“Idoménée, roi de Crète” de Mozart au Festival d'Avignon 2022, samedi 16 juillet sur ARTE

Mis en ligne par jeudi 14 juillet 2022 873
“Idoménée, roi de Crète” de Mozart au Festival d'Avignon 2022, samedi 16 juillet sur ARTE

Prisonnier d’une promesse faite à Neptune, le roi Idoménée est confronté à un cruel dilemme… Depuis le Théâtre de l’Archevêché, le plus romantique des opéras de Mozart, mis en scène par Satoshi Miyagi et dirigé par Raphaël Pichon, avec la soprano Sabine Devieilhe, s’annonce comme l’événement lyrique de l’édition 2022 du festival aixois.
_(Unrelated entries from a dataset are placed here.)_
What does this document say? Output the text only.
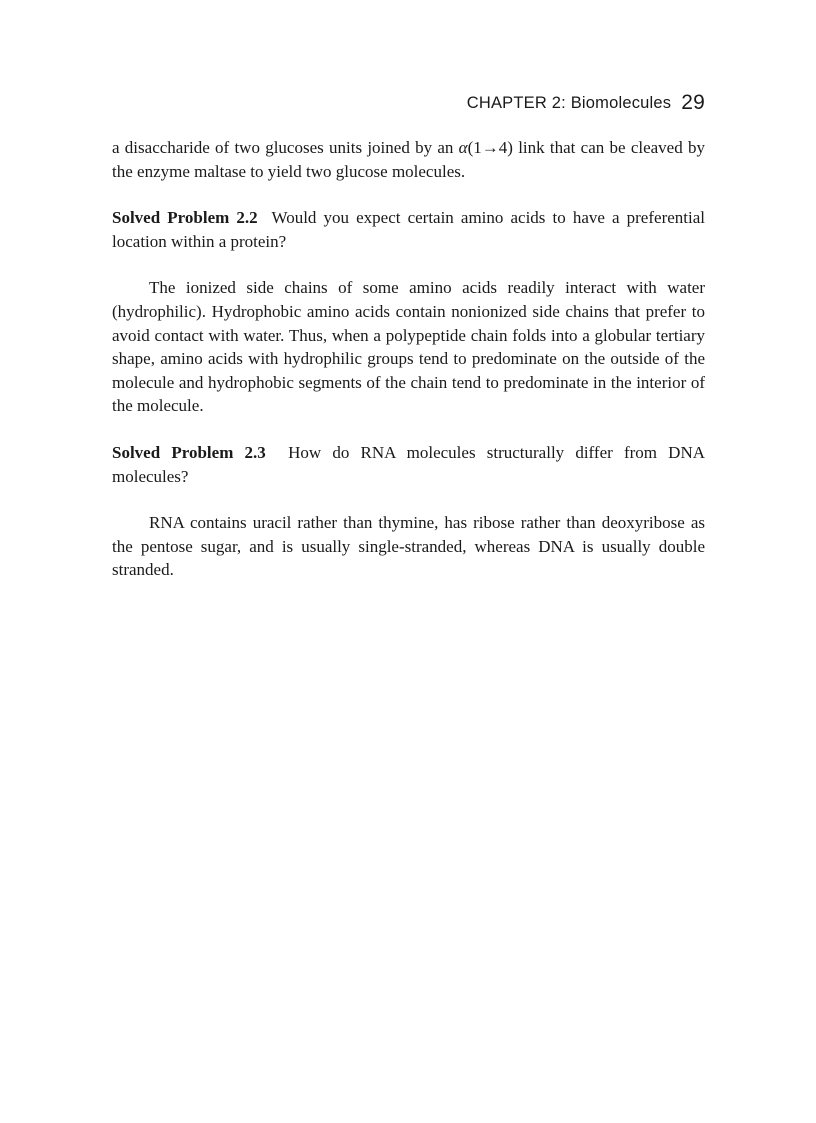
CHAPTER 2: Biomolecules 29

a disaccharide of two glucoses units joined by an α(1→4) link that can be cleaved by the enzyme maltase to yield two glucose molecules.

Solved Problem 2.2 Would you expect certain amino acids to have a preferential location within a protein?

The ionized side chains of some amino acids readily interact with water (hydrophilic). Hydrophobic amino acids contain nonionized side chains that prefer to avoid contact with water. Thus, when a polypeptide chain folds into a globular tertiary shape, amino acids with hydrophilic groups tend to predominate on the outside of the molecule and hydrophobic segments of the chain tend to predominate in the interior of the molecule.

Solved Problem 2.3 How do RNA molecules structurally differ from DNA molecules?

RNA contains uracil rather than thymine, has ribose rather than deoxyribose as the pentose sugar, and is usually single-stranded, whereas DNA is usually double stranded.
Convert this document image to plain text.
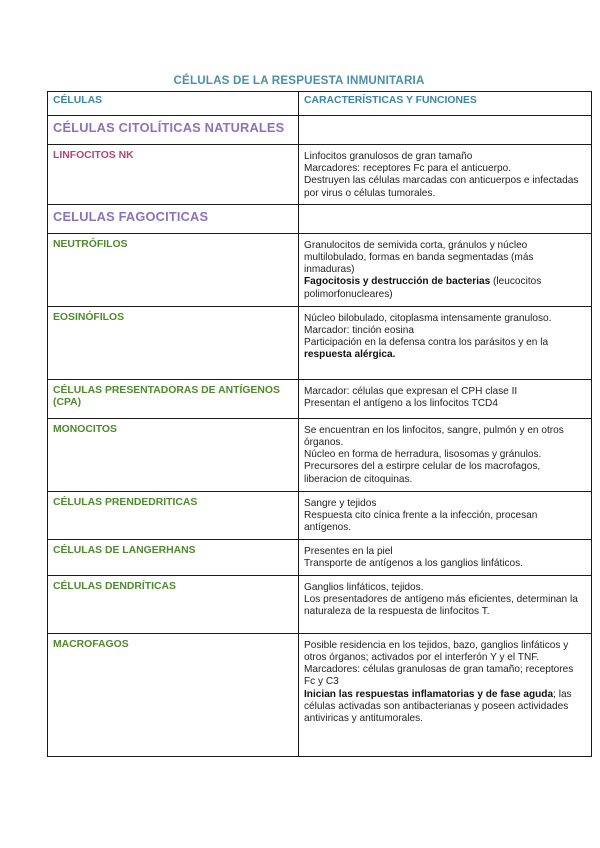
CÉLULAS DE LA RESPUESTA INMUNITARIA
CÉLULAS	CARACTERÍSTICAS Y FUNCIONES
CÉLULAS CITOLÍTICAS NATURALES	
LINFOCITOS NK	Linfocitos granulosos de gran tamaño
Marcadores: receptores Fc para el anticuerpo.
Destruyen las células marcadas con anticuerpos e infectadas por virus o células tumorales.

CELULAS FAGOCITICAS	
NEUTRÓFILOS	Granulocitos de semivida corta, gránulos y núcleo multilobulado, formas en banda segmentadas (más inmaduras)
Fagocitosis y destrucción de bacterias (leucocitos polimorfonucleares)

EOSINÓFILOS	Núcleo bilobulado, citoplasma intensamente granuloso.
Marcador: tinción eosina
Participación en la defensa contra los parásitos y en la respuesta alérgica.

CÉLULAS PRESENTADORAS DE ANTÍGENOS (CPA)	Marcador: células que expresan el CPH clase II
Presentan el antígeno a los linfocitos TCD4

MONOCITOS	Se encuentran en los linfocitos, sangre, pulmón y en otros órganos.
Núcleo en forma de herradura, lisosomas y gránulos.
Precursores del a estirpre celular de los macrofagos, liberacion de citoquinas.

CÉLULAS PRENDEDRITICAS	Sangre y tejidos
Respuesta cito cínica frente a la infección, procesan antígenos.

CÉLULAS DE LANGERHANS	Presentes en la piel
Transporte de antígenos a los ganglios linfáticos.

CÉLULAS DENDRÍTICAS	Ganglios linfáticos, tejidos.
Los presentadores de antígeno más eficientes, determinan la naturaleza de la respuesta de linfocitos T.

MACROFAGOS	Posible residencia en los tejidos, bazo, ganglios linfáticos y otros órganos; activados por el interferón Y y el TNF.
Marcadores: células granulosas de gran tamaño; receptores Fc y C3
Inician las respuestas inflamatorias y de fase aguda; las células activadas son antibacterianas y poseen actividades antiviricas y antitumorales.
À voir sur ARTE samedi 16 juillet à 22:40.

Alors que la guerre de Troie vient de s’achever, le souverain crétois Idoménée a pris la mer pour rentrer dans son royaume, où l’attend son fils Idamante. Ce dernier y retient prisonnière la Troyenne Ilia, fille du roi Priam, qu’il a sauvée de la mort. Tous deux sont tombés amoureux, au grand désespoir d’Électre, qui rêve de conquérir le cœur du jeune prince.

Pris dans une féroce tempête, Idoménée promet au dieu Neptune qu’il sacrifiera le premier homme qu’il verra à terre s’il échappe au naufrage. Quand il arrive à bon port, c'est Idamante, son propre fils, qui s'avance pour l’accueillir…

Meilleurs auspices

Considéré comme le premier des opéras de la maturité de Mozart, Idoménée, roi de Crète est né sous les meilleurs auspices.

Pour sa création, en 1781 au Théâtre Cuvilliés de Munich, le compositeur autrichien bénéficie d’une pléiade d’interprètes hors pair : le meilleur orchestre du monde, dit-on alors, mais aussi des chanteurs, un chœur et des danseurs de ballet exceptionnels. Pourtant, le premier grand succès lyrique de Mozart – inspiré du mythe antique d’Idoménée, popularisé par une tragédie de Crébillon en 1705 – est loin d’être le plus représenté sur les scènes mondiales.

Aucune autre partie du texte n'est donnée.